On March 31, 2021, the district court dismissed the coalition’s case finding that it was not before the proper court because the Federal Power Act provides the federal court of appeals with sole authority over hydropower licensing by the Federal Regulatory Commission.

“Given the climate, water and biodiversity crises upon us, we need to be restoring river ecosystems, not destroying them,” said Jen Pelz, Wild Rivers Program Director at WildEarth Guardians. “This battle against the powerful water institution is not over and we will continue to fight for water and climate justice by working to reform this broken system of laws and policies.”

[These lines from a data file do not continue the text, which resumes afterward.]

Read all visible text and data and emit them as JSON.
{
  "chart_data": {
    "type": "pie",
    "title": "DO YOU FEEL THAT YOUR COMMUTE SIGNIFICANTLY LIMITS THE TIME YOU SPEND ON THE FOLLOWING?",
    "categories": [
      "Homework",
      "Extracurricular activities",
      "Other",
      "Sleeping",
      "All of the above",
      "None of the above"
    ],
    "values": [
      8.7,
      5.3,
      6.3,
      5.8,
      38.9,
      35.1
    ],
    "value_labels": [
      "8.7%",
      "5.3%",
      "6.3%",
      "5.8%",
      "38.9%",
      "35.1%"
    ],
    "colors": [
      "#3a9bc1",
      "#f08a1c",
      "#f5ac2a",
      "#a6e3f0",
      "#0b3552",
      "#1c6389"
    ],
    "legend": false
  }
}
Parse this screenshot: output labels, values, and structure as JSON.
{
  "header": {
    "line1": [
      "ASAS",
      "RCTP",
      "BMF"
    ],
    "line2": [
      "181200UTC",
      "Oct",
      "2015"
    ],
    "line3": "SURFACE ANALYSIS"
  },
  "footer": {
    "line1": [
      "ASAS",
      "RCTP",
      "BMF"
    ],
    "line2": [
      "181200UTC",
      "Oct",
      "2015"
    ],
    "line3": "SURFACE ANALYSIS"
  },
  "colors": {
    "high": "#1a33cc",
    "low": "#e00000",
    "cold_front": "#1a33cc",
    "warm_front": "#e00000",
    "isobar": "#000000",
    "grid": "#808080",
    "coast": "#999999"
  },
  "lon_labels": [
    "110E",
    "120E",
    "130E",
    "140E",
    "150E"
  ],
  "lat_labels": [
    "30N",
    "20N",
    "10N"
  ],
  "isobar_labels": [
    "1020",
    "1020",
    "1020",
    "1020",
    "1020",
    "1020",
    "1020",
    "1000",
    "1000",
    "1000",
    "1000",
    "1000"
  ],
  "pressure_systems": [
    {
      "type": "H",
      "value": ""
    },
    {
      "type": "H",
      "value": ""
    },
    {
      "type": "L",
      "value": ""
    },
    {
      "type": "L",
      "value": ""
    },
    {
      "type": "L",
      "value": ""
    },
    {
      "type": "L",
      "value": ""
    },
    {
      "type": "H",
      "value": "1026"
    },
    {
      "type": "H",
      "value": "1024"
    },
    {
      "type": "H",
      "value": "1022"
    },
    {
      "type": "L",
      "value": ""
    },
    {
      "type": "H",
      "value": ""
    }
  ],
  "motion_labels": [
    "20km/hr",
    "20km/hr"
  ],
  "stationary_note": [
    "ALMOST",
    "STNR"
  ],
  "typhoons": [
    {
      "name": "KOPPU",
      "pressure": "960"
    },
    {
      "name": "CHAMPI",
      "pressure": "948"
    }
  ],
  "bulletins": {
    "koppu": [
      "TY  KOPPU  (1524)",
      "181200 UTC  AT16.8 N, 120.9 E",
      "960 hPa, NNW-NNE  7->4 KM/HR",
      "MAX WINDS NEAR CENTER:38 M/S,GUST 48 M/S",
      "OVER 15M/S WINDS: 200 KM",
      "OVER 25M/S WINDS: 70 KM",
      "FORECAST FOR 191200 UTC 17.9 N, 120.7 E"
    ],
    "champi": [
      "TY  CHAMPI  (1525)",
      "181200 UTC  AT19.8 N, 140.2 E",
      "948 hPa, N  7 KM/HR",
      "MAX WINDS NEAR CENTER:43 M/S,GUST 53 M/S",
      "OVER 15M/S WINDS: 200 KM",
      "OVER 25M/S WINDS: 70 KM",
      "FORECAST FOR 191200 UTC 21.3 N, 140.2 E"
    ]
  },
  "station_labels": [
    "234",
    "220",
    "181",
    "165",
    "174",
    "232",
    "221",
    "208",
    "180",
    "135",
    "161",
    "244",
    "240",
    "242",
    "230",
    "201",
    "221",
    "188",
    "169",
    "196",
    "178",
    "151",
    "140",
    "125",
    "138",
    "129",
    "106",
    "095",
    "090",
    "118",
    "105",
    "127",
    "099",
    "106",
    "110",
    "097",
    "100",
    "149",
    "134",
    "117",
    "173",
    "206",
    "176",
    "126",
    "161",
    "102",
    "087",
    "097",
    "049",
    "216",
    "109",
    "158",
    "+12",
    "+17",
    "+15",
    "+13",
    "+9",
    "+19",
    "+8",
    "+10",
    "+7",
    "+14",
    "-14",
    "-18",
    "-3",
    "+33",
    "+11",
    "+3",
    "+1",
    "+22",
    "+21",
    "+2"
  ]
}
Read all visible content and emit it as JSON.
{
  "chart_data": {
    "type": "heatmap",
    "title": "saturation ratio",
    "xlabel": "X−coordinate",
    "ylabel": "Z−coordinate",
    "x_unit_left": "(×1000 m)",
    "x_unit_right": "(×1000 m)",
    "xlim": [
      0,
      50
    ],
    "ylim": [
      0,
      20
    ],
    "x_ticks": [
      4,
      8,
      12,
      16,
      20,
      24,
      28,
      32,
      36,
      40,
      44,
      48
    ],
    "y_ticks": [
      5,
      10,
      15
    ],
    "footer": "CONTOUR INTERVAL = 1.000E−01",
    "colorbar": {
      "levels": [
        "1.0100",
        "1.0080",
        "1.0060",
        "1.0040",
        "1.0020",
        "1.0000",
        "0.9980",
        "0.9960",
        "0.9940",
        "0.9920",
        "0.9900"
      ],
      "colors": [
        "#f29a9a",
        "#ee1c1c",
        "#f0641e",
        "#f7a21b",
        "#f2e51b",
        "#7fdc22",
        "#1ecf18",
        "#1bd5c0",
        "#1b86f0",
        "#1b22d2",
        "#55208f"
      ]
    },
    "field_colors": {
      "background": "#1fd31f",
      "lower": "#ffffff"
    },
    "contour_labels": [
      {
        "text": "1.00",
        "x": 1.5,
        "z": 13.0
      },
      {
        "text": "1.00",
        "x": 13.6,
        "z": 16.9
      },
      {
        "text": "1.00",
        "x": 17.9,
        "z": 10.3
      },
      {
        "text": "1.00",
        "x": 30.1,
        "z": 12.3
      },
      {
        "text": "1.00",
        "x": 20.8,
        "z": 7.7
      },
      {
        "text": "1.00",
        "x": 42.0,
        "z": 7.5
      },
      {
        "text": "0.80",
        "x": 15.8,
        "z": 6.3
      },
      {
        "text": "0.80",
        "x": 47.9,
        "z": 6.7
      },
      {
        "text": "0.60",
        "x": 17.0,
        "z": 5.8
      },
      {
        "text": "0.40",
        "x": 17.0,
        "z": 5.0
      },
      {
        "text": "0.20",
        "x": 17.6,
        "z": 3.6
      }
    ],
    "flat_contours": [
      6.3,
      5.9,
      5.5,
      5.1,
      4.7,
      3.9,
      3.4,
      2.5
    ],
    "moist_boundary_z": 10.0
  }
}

“The Sierra Club opposes the Gross Reservoir expansion because of the massive environmental damage it would cause,” said Rebecca Dickson, Chair of the Sierra Club-Indian Peaks Group. “If this project proceeds, hundreds of thousands of trees will be chopped down, countless habitats destroyed, and yet another waterway will be diverted from its natural course to the Front Range. On top of this, immeasurable amounts of greenhouse gasses will be released into the atmosphere during the construction and transportation process.”

“Denver Water’s plan to build the tallest dam in Colorado history will hurt the 40 million people in seven states and two countries who depend on the Colorado River for their water supply,” said Daniel E. Estrin, general counsel and advocacy director at Waterkeeper Alliance. “The basin is slowly dying a proverbial ‘death by a thousand cuts’ as its communities and ecosystems face a water crisis driven by unsustainable demand, prolonged drought, and runaway climate change. We stand with our fellow conservation groups in continuing to oppose this misguided and reckless water grab.”

“The expansion of Gross Dam is a shortsighted response to a long-term problem,” said Beverly Kurtz the President of The Environmental Group. “Denver Water should lead the way in finding sustainable solutions to the challenge of water scarcity, rather than destroying pristine areas of western Boulder County and further threatening the Colorado River with an antiquated dam proposal. Recent data confirm that predicted shortages of water in the Colorado River Basin due to climate change are happening even sooner than expected. Building a bigger dam does not increase the amount of water available. The District Court needs to hear the merits of our case rather than establishing a dangerous precedent by deferring authority to FERC and the federal court of appeals.”

“The year of decision, to not divert more water from the Colorado River, came and went about twenty years ago,” said John Weisheit, conservation director of Living Rivers in Moab, Utah. “We know this is true because the development of contingency planning agreements to avoid water shortages began in 2014 and the urgency to resolve this threat still remains. Yet the contradictions and absurdities to also develop a suite of diversion projects in the Colorado River Basin also remains. If the basin’s water managers will not even adapt to the hydrology they accept, how could they possibly adapt to the hydrology of the future? Our lawsuit is an appeal to accept the truth that the Colorado River has nothing left to give.”

The groups’ appeal is posted here: http://pdf.wildearthguardians.org/support_docs/Notice-of-Appeal.pdf

The organizations participating in this litigation are represented by the public interest environmental law firm Eubanks & Associates, PLLC.